MHP gündeme getirdi, ne kadar doğru ne kadar yanlış tartışılır. Ancak doğru yönü olduğu muhakkak. Cezaevlerinde hiç yüzünden yatanların sayısı oldukça fazla. Bunlara kader mahkûmu denmekte. Yıllarını cezaevlerinde veren insanlar var; sağlığını kaybedenler, cezaevlerinde üniversite bitirenler, dört duvar arasında tek umut diyerek çeşitli etkinliklere katılanlar.
Zamanın hiç geçmediği yer cezaevleri; bunu iyi bilenlerden biriyim. 147 günü dört duvar arasında geçirdim.
Cezaevinde yatanlar her gün af beklentisi içinde olurlar. Haberlerde cezaevi kelimesi geçtiğinde “ ACABA “ diye kendi kendilerine söylenirler. AF MI VAR? Kelimesi dudaklarından düşmez ve bunu dört duvar arasında yorumlamaya başlarlar.
Umut, mahkûmun her zaman beklentisi olmuştur. Günün, zamanın, saatin hatta dakikaların geçmediği tek yer cezaevleridir.
14 adımda biten yürüyüş koridoru; kuşlara bile hasret kalınan yer yine cezaevleri. Tavana bakıp delikli demirler arasından geçen kuşları saymak isterler. Yanlarında bulunan defterlere her gün bir çizik atarak gün sayarlar, bazen hangi gün olduğunu unuturlar.

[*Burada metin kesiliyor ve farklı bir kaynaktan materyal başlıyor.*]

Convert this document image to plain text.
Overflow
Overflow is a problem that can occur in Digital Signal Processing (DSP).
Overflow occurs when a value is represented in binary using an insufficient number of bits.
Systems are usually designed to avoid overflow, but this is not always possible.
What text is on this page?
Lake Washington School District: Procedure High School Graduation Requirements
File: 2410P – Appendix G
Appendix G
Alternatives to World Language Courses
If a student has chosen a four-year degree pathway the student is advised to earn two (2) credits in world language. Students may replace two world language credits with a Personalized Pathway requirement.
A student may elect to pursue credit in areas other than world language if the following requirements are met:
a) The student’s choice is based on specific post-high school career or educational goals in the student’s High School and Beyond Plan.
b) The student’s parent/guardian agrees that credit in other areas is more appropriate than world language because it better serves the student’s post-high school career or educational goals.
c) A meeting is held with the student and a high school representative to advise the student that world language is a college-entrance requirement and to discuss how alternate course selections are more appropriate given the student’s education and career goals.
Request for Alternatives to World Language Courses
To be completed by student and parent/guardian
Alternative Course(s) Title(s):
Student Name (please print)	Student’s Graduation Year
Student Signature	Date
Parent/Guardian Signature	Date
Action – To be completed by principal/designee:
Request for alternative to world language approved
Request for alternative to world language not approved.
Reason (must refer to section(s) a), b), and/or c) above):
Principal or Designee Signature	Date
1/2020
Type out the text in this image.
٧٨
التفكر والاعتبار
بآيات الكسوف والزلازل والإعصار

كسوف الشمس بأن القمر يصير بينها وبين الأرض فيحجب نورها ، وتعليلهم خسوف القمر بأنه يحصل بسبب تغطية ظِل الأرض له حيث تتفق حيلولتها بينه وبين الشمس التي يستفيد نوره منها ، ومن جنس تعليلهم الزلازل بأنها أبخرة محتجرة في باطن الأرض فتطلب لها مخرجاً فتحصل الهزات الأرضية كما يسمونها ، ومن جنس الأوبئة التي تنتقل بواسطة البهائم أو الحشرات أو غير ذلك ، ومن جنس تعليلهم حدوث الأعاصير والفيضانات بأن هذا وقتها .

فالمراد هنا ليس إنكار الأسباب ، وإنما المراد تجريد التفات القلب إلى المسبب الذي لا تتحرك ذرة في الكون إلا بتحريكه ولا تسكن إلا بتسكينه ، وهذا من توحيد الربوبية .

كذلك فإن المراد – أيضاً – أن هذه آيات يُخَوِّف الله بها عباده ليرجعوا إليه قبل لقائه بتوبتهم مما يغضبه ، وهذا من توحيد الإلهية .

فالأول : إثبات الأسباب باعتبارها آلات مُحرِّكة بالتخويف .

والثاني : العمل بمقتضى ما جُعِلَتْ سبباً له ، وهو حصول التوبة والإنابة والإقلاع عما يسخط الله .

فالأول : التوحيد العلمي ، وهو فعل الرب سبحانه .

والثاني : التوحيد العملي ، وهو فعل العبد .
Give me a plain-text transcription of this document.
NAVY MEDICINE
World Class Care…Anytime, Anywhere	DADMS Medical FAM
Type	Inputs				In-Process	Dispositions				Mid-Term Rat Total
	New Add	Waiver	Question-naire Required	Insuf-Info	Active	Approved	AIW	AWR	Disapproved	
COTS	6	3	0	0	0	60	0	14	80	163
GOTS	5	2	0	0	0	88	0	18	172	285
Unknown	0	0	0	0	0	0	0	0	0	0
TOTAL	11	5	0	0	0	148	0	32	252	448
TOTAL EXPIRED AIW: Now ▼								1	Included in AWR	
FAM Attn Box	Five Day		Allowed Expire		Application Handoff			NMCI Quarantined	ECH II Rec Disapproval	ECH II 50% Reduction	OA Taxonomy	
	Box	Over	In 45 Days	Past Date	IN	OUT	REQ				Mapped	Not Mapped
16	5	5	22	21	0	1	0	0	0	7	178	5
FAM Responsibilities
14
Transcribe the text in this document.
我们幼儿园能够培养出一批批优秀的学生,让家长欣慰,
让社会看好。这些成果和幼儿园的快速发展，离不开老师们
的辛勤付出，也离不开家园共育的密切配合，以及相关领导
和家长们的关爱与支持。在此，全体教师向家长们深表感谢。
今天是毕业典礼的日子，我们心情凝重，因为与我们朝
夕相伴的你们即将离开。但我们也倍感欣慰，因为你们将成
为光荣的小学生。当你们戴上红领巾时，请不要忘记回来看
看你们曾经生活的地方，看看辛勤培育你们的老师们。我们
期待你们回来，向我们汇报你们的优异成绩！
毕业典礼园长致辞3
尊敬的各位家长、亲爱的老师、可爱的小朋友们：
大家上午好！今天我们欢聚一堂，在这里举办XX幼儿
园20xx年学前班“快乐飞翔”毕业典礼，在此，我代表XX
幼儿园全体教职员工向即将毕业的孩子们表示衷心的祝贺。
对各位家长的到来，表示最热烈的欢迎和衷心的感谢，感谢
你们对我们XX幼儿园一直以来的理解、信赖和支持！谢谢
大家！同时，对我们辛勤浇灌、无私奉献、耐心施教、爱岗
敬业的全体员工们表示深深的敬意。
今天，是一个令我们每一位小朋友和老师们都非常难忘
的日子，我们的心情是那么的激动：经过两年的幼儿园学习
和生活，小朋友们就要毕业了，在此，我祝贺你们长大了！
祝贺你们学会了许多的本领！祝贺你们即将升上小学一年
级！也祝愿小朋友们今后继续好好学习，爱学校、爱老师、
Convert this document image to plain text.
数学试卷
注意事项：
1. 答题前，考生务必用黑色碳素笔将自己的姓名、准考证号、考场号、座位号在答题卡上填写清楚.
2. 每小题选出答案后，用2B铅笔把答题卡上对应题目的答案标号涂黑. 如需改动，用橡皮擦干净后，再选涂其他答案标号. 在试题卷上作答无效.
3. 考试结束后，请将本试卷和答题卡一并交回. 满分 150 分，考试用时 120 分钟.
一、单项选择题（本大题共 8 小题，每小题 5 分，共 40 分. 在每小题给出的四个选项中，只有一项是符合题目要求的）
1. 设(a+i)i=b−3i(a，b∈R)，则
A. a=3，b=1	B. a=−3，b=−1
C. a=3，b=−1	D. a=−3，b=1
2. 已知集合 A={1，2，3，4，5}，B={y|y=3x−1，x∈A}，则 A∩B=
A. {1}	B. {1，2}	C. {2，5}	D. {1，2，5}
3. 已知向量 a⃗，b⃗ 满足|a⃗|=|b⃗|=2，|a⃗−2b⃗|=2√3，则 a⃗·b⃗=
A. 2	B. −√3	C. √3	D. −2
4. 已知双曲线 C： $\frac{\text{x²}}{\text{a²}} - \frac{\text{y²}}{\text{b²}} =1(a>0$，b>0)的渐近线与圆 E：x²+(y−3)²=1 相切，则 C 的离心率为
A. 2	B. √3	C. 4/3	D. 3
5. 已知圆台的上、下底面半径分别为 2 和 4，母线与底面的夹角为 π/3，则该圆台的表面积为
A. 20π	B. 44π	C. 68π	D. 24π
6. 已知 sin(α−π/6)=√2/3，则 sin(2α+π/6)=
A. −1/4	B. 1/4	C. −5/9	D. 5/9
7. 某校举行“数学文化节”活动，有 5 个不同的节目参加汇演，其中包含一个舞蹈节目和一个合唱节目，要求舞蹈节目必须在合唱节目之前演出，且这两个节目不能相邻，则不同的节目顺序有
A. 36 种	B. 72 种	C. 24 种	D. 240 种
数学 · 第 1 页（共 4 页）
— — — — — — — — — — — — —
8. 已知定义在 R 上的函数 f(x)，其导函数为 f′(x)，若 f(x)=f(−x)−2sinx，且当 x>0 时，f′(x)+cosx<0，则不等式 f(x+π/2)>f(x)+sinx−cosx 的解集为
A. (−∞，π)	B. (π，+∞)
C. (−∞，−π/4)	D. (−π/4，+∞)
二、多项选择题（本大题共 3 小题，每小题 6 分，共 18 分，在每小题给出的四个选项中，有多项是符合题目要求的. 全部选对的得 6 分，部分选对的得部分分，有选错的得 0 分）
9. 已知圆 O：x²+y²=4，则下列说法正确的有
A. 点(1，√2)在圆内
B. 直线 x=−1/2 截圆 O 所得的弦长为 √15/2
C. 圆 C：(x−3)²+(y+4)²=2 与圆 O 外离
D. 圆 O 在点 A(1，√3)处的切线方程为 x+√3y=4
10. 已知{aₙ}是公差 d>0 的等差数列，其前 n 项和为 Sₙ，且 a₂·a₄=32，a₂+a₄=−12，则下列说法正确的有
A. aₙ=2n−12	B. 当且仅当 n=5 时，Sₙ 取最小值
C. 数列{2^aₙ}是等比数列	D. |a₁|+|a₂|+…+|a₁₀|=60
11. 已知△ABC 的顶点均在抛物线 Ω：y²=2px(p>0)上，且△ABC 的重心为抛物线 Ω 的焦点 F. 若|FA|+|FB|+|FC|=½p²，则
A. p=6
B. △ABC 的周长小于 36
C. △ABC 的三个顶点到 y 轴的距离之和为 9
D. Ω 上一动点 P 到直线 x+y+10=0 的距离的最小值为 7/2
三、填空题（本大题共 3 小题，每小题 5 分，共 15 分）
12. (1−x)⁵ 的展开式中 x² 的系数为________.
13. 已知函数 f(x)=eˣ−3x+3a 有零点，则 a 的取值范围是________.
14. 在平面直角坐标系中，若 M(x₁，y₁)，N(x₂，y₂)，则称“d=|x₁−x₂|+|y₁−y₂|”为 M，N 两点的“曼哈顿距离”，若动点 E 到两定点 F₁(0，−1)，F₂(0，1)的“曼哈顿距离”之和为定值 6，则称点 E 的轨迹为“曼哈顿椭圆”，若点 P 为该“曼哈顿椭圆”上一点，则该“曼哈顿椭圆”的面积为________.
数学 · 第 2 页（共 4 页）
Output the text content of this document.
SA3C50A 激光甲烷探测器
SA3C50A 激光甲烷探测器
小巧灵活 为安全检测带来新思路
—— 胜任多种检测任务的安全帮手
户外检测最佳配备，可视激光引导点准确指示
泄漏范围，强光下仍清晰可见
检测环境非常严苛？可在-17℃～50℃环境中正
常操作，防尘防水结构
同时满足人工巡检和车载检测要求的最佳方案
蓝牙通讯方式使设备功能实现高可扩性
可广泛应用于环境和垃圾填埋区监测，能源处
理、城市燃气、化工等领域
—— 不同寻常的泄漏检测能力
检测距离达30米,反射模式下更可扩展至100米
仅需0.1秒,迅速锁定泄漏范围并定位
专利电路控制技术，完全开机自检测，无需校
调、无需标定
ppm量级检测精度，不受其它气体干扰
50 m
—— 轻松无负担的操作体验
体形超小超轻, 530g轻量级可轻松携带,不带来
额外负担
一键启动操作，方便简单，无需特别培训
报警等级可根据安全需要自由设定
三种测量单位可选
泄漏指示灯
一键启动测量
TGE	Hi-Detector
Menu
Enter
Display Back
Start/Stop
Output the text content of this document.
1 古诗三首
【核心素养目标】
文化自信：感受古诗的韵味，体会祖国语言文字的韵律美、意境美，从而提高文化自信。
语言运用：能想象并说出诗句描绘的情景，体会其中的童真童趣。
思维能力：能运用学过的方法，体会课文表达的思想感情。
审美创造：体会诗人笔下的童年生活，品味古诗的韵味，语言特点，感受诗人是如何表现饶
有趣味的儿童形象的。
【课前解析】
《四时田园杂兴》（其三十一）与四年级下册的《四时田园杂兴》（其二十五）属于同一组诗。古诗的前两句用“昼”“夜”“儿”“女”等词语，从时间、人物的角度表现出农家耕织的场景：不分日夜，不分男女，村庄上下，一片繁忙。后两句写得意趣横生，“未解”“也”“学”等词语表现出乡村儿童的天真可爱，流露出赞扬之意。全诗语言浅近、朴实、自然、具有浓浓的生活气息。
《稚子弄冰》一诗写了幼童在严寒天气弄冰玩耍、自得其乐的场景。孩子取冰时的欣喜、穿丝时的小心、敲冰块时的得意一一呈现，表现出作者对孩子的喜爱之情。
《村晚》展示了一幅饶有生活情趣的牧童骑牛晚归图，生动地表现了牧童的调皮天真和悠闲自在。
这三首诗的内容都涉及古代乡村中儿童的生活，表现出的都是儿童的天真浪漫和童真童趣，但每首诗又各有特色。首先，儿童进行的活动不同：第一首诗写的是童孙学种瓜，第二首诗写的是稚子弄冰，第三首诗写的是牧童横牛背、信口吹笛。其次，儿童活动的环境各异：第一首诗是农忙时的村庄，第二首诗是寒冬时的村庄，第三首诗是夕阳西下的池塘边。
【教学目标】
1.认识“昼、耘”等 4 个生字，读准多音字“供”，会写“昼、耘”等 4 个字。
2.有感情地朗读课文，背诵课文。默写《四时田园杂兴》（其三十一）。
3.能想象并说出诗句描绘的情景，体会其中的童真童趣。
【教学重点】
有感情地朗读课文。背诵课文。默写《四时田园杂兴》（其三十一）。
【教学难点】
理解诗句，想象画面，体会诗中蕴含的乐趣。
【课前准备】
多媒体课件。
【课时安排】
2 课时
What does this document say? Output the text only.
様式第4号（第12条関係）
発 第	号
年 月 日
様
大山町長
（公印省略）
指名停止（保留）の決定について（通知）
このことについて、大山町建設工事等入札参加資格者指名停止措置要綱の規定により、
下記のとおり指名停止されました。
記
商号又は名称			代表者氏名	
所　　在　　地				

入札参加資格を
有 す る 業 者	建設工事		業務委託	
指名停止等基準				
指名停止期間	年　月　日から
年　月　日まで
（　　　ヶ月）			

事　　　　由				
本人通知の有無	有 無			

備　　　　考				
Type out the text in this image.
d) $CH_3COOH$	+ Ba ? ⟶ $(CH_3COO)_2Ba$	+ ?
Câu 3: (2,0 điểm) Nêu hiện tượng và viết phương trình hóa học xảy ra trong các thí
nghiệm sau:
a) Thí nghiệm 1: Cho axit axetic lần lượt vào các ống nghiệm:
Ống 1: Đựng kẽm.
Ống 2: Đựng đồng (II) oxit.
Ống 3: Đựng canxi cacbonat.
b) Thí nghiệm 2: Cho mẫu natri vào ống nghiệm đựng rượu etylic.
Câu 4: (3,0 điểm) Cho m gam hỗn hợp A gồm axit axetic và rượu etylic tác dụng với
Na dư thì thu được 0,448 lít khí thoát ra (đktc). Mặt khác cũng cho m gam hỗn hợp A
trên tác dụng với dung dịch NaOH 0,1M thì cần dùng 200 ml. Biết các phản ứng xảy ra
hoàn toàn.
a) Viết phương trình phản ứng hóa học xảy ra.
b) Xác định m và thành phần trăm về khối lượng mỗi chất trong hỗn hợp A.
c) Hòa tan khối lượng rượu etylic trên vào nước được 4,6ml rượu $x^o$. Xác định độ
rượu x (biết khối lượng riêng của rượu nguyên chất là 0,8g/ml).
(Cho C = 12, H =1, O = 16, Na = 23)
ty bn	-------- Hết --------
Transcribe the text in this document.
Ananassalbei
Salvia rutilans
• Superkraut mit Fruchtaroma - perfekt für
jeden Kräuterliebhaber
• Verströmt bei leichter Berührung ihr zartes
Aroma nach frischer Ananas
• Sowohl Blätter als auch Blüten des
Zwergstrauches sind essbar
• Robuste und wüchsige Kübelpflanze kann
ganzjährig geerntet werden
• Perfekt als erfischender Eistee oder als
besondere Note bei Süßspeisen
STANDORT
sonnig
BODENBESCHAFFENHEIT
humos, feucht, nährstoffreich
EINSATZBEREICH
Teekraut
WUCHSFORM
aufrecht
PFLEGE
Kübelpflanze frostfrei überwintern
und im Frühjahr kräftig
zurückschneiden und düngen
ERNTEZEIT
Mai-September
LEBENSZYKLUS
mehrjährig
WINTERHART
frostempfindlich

Tabii pişmanlık, en önde gelen düşüncesidir mahkûmun. Keşkelerin, pişmanlıkların sürekli dillerde dolaştığı yerdir cezaevleri. Tabii bu düşünceler herkes için geçerli değil; bazıları düşüncelerini değişik kullanır, “ Şöyle etsem yakalanmazdım. Ah şu beni yaktı; çıkınca hesabını soracağım. Nerede hata yaptım, bir daha bu hatayı yapmam..” gibi pişman olmayıp gelecek için proje yapanlarda mutlaka vardır.
Cezaevlerinde beklenti fazla, atılan af adımı, mutlaka sonuçlanır. İyi veya kötü beklentileri olan insanların bazıları bundan yararlanacak. Yıllarca düşüncelerimde cezaevleri ıslah yeri değil, cezaevleri meslek öğretme yeri, çalıştırma ve ekonomiye katkı sağlama yeri olmalı diye düşünürüm. Bu insanları dört duvar arasına kapatmak ile ıslah etmek mümkün değil. Bu insanları topluma kazandırmak ile ıslah ederiz.
Ye, iç, yat
Bu çözüm değil; çalış, üret, ye ve yat
İşte çözüm bu. Ülkemizde mesleğe göre adam bulmak kolay değil. Bugün cezaevlerinin boşaldığını düşünecek olursak kaç kişi istihdama yönelik iş gücü olan insanlardır. Cezaevlerini boşaltarak insanları sokağa salmak, yeni suçların işlenmesi demektir. Tabii hepsi değil; ancak bu insanlar sokaklarda boş gezdiğinde ekonomik krizin kapıyı açıp içeri girdiği bu dönemde, bu insanların yeniden suç işlemesi demektir.
Zaman yanlış bir zaman, tercih yanlış zamanda geldi. İnşallah tercihte hata yapmayız ve bu insanları yeniden topluma kazandırmış oluruz.
Devletin sırtında kambur olan kader mahkûmlarının affı ile birçok aile rahatlarken, dileğimiz bazı insanların da canı yanmamasıdır.